Patrick Logan writes that I am missing the inflection point. Hmmm, I always wondered what it feels like to be on the wrong side of the curve.
We'll know a few years from now. I hope he is wrong, since I plan on continuing my application development on WinForms and shipping with the Whidbey runtime. I do see a straight-forward migration path to Avalon as long as I separate interface and code; even then, there is WinForm-Avalon interoperability as well as common managed infrastructure. I also see WinForms as a version of the API that will run on legacy machines. I think customers will still want rich client applications, especially if it adopts some of the web advantages as well.
It could be that our views are heavily dictated by our prior investments. Joel is heavily invested in old Microsoft (Win32/COM), and that investment appears to (but not necessarily) be vaporizing under the influx of a succession of APIs, WinForms and Avalon. He's at the dying end of an S-curve. As such, he rails against the deprecation of the Win32 and the new initiatives of Longhorn. At square one again, he's furious at Microsoft and just reevaluating all the alternatives.
I, on the other hand, see .NET swooping along at the beginning of a long new S-curve. When I left Microsoft four years ago, I was sick of the Win32 mess and was seriously considering non-Microsoft technologies like Delphi and Java. Then, I bought into Microsoft's story about a rosy managed future and invested a few years learning the technology. And, honestly, I think that the introduction of .NET was the inflection point.
As long as the old stuff runs and the new stuff isn't hard to learn, good devs don't care.
Posted by: Xofis | June 21, 2004 at 10:26 AM
Let me clarify my point (which I'll update on my blog as well.)
Clearly we are *at* an inflection point for Windows OS, API's, and development.
Which way(s) the market goes re: adoption of the new technology is not something I am predicting. I am definitely not that smart.
I do think you've missed some key aspects of Joel's message though, reducing the discussion to a binary one of who will win, the old or the new. As Xofis hints in another comment, there will be support for the old and new for some time to come.
One of the key aspects of Longhorn is that Joel suspects, and I've wondered on my blog earlier, why everything is rolled into an all or nothing set of dependent technologies. Clearly many parts of Longhorn could be made more independent and portable to older Windows platforms (even Linux, but that's another topic altogether).
Posted by: Patrick Logan | June 21, 2004 at 10:46 AM
I don't think there's a lot to miss. Joel has an axe to grind-- dare I say bias-- as his entire product (?) relies on old ASP and COM technologies. On top of that he admits that he has *never even worked with .NET*, which I personally found kind of stunning, three plus years after its introduction.
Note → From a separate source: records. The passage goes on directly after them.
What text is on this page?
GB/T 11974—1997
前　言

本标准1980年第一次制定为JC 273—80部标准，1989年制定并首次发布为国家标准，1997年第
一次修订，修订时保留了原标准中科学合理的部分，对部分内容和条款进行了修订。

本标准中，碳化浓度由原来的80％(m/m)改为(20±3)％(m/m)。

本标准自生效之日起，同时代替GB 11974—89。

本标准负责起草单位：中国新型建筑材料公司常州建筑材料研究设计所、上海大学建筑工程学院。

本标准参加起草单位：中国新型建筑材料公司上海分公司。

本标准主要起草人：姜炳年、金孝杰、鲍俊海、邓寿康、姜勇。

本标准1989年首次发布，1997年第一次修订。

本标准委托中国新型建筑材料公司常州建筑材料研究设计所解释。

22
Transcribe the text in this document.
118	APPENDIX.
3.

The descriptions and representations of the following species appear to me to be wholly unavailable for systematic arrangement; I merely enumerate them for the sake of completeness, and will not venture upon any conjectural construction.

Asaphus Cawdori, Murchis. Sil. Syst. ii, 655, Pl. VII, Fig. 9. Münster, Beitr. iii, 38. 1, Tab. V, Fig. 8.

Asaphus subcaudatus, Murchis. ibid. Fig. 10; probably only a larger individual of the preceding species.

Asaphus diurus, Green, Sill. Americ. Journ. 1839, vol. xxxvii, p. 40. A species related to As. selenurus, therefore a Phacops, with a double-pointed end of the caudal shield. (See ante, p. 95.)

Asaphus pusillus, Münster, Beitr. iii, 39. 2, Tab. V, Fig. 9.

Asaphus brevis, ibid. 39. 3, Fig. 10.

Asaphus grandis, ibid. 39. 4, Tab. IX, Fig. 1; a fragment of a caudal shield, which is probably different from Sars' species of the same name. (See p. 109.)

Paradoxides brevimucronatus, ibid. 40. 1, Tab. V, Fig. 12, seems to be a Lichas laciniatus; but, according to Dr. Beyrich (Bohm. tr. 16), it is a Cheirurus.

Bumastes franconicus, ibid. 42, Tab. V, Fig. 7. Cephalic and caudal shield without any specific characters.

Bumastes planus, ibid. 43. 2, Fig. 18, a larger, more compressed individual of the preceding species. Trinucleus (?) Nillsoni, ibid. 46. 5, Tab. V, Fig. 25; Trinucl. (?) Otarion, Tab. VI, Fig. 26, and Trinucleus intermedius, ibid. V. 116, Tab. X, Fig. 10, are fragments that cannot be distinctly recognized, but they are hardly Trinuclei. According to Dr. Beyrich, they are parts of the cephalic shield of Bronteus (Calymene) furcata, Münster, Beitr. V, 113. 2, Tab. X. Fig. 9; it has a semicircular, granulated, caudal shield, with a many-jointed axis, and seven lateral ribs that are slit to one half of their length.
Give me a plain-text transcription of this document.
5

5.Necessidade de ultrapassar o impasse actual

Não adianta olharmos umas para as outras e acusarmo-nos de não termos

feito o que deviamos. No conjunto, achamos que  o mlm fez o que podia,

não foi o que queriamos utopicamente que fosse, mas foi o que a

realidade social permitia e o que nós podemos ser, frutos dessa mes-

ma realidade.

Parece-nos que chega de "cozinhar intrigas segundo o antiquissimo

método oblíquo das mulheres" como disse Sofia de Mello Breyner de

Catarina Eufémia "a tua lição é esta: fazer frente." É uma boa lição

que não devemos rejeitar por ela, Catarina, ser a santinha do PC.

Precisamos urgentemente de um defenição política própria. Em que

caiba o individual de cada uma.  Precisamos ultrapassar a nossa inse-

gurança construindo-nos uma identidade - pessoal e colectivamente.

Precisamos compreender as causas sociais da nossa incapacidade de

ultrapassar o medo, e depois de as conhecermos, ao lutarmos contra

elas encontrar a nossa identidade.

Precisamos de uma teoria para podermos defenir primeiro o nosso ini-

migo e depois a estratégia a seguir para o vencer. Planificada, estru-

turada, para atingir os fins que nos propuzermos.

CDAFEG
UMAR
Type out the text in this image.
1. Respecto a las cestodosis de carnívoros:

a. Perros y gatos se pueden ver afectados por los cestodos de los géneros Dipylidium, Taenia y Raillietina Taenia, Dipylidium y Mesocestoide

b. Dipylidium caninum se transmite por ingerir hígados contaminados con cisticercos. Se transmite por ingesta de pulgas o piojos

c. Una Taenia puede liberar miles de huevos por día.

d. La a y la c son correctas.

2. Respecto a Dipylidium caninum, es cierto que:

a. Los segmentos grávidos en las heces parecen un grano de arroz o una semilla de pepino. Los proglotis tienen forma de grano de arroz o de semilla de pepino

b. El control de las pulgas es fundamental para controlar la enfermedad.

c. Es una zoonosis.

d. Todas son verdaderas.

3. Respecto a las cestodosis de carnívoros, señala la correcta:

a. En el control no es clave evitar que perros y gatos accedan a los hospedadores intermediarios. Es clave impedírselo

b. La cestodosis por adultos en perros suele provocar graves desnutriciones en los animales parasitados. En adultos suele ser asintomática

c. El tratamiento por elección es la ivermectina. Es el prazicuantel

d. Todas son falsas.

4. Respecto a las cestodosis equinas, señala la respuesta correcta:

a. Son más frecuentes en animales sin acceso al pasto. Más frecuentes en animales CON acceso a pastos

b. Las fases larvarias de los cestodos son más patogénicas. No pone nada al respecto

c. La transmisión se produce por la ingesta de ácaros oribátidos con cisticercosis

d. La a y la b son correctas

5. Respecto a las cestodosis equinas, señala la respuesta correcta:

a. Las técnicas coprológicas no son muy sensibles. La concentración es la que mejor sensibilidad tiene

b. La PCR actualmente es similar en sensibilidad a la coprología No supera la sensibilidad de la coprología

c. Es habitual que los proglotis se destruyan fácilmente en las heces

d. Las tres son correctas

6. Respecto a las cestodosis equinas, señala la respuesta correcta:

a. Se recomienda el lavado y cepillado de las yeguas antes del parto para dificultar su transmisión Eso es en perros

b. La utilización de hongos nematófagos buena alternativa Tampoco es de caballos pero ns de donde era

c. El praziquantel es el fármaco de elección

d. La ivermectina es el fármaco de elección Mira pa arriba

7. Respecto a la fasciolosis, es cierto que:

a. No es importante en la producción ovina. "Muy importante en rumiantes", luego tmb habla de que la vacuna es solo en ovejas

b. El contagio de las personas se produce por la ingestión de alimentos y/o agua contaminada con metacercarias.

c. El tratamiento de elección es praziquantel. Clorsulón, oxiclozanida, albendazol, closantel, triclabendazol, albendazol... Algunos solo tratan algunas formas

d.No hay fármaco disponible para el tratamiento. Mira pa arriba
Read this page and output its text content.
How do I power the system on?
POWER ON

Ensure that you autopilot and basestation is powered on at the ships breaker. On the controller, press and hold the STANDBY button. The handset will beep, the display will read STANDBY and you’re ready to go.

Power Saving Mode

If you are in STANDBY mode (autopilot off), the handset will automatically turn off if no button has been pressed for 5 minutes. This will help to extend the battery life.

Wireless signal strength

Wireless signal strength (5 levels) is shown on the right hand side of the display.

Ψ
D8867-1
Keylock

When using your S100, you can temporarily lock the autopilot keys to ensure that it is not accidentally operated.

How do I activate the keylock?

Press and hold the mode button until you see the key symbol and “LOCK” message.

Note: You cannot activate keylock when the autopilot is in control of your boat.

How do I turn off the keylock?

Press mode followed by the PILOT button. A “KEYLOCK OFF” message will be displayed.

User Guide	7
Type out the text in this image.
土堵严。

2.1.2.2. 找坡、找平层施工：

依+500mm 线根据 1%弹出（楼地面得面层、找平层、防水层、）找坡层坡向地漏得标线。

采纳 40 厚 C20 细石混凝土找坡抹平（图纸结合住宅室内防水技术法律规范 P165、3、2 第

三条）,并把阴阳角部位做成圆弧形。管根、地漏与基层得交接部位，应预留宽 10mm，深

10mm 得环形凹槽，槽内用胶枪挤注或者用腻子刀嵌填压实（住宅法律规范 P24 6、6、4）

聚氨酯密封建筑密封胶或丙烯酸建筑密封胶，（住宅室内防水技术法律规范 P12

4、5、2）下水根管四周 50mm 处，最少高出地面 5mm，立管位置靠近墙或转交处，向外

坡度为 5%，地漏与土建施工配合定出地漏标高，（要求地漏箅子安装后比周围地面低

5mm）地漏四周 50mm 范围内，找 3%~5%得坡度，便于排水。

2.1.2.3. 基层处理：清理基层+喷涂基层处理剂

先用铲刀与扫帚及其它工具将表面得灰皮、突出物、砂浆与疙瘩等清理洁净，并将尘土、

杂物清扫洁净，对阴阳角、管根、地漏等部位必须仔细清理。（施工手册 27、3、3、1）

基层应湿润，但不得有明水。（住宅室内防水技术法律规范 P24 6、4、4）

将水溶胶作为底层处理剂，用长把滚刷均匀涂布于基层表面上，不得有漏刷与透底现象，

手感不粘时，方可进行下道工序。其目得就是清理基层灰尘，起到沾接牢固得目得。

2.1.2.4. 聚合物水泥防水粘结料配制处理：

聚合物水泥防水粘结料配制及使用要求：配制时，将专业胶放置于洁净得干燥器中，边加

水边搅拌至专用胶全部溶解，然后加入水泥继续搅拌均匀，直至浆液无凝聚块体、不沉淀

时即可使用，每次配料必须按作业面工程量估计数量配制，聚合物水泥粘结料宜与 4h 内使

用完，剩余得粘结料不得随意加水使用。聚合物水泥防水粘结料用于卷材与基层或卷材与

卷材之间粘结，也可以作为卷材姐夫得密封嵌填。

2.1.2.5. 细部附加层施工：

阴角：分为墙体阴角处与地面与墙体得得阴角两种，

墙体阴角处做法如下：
Posted by: Jeff Atwood | June 21, 2004 at 01:46 PM
Inflection point or not (isn't that a bit too much Gartner and not enough garden?), Joel's points are fairly valid, regardless of whether you think his technology adoption record is somewhat sluggish - it was nice to see him acknowledge the utility of garbage collection in modern programming languages, although to his credit I suppose he noticed that a few years back, as opposed to a bunch of people who still insist on writing everything in plain C++.
But anyway, as for how wonderful .NET supposedly is, "good devs" should care about issues like genuine platform openness and "intellectual property" restrictions, instead of mindlessly knuckling down and buying into whatever Microsoft is selling. Joel had another valid point about that: in almost any relationship with Microsoft, they will use any advantage to get the upper hand; so while you're frozen in wonder about the lovely features of .NET release x+1, Microsoft will be undermining your business model. I don't regard that as "stunning" or a particularly blatant "axe grinding" situation, but if you're into lock-ins I suppose you'll see it differently.
Posted by: The Badger | June 22, 2004 at 07:04 AM
"genuine platform openness and 'intellectual property' restrictions, instead of mindlessly knuckling down and buying into whatever Microsoft is selling."
And yet, ironically, this is exactly what .NET is all about. ECMA certification, open source MONO implementation, etcetera. .NET is certainly far more open than classic ASP and COM ever were! Not to mention the vast technical improvements-- it's a simpler design (xcopy deploy) and, even better, it actually makes sense (COM, anyone?).
I guess what I'm saying is, it's tough to take Joel's opinion seriously when he admits up front he has no real experience with what he's talking about. Joel is a smart guy, but this time, he's off his rocker.
p.s. The browser really did almost eat this response due to a "gateway timeout"! Doh!